School Timetables to be reviewed To recover time lost to CBC
The basic education principal secretary, Julius Jwan has said that primary school timetables will be reviewed to compensate for time lost to CBC.
Jwan was reacting to the Tusome research findings, which showed that the ability of learners to write or read in English and Kiswahili has dropped significantly.
According to the report by curriculum materials providers, Tusome, schools have lost up to 30 lessons in English and Kiswahili since the rollout of the new curriculum.
The study, dubbed ‘Tusome external evaluation end-line report’, assessed the implementation of the ‘Tusome’ project in lower primary in public schools.
Tusome, which was launched in 2014 to help learners in Grade 1, 2 and 3 to fluently read in English and Kiswahili found that teachers seem comfortable using Tusome material in the classroom, but face inadequate time under CBC.
Shocked by the report and in defence to the findings, Jwan said that the government would review the timetable in schools to reclaim time lost for English and Kiswahili lessons.

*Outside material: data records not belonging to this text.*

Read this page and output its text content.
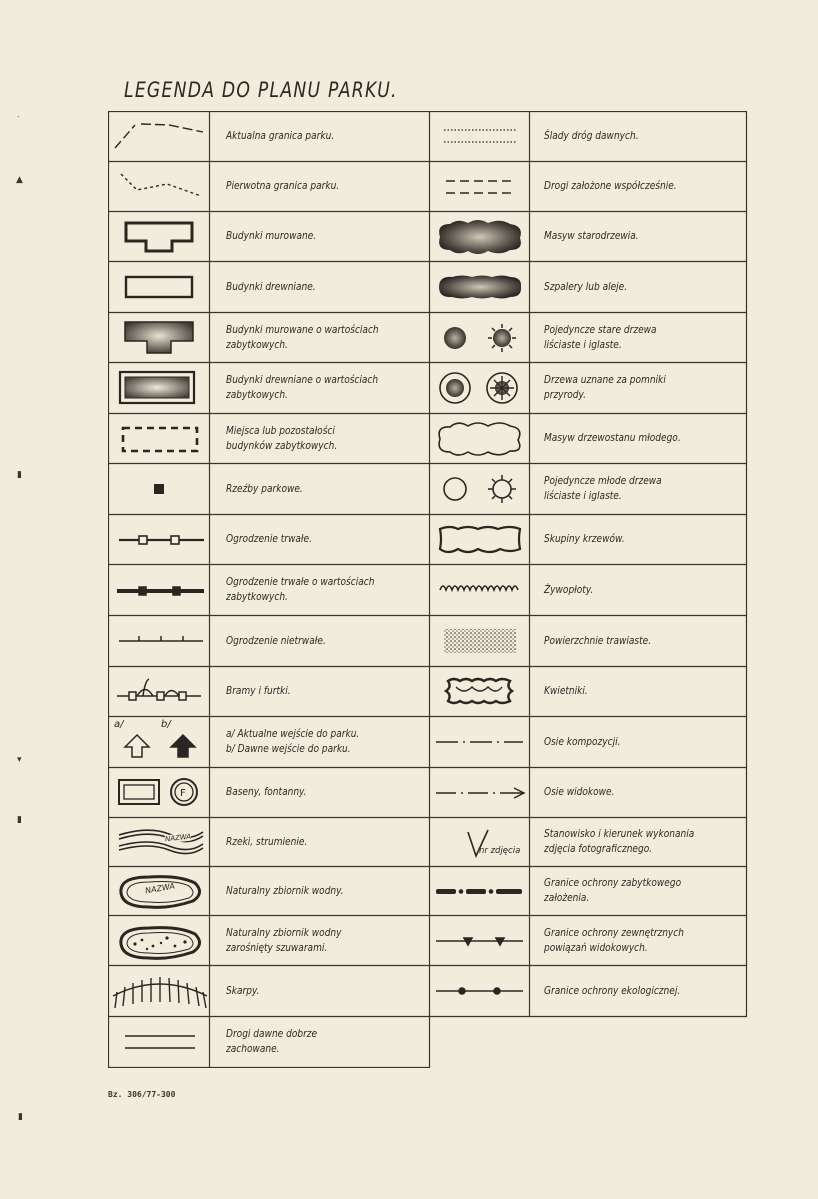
LEGENDA DO PLANU PARKU.
a/	b/
F
NAZWA
NAZWA
nr zdjęcia
Aktualna granica parku.
Pierwotna granica parku.
Budynki murowane.
Budynki drewniane.
Budynki murowane o wartościach
zabytkowych.
Budynki drewniane o wartościach
zabytkowych.
Miejsca lub pozostałości
budynków zabytkowych.
Rzeźby parkowe.
Ogrodzenie trwałe.
Ogrodzenie trwałe o wartościach
zabytkowych.
Ogrodzenie nietrwałe.
Bramy i furtki.
a/ Aktualne wejście do parku.
b/ Dawne wejście do parku.
Baseny, fontanny.
Rzeki, strumienie.
Naturalny zbiornik wodny.
Naturalny zbiornik wodny
zarośnięty szuwarami.
Skarpy.
Drogi dawne dobrze
zachowane.
Ślady dróg dawnych.
Drogi założone współcześnie.
Masyw starodrzewia.
Szpalery lub aleje.
Pojedyncze stare drzewa
liściaste i iglaste.
Drzewa uznane za pomniki
przyrody.
Masyw drzewostanu młodego.
Pojedyncze młode drzewa
liściaste i iglaste.
Skupiny krzewów.
Żywopłoty.
Powierzchnie trawiaste.
Kwietniki.
Osie kompozycji.
Osie widokowe.
Stanowisko i kierunek wykonania
zdjęcia fotograficznego.
Granice ochrony zabytkowego
założenia.
Granice ochrony zewnętrznych
powiązań widokowych.
Granice ochrony ekologicznej.
Bz. 306/77-300
˙
▲
▮
▾
▮
▮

Under CBC learners in lower primary take 35 lessons each week in nine subjects.The subjects include Literacy Activities, Kiswahili, English, Mathematics, Environmental Activities, Hygiene and Nutrition, Religious Education, Physical Education, and Pastoral Programme of Instruction.
Mathematics, literacy activities, Environment get the highest allocation with five lessons each week.
Kiswahili, English, and Religious Education on the other hand have three lessons each week.Hygiene and nutrition are taught twice each week while the Pastrol programme is taught once a week.
If the timetable is reviewed, teachers of English and Kiswahili will have more contact hours with the pupils and the ability of the learners to read and write English and Kiswahili will increase.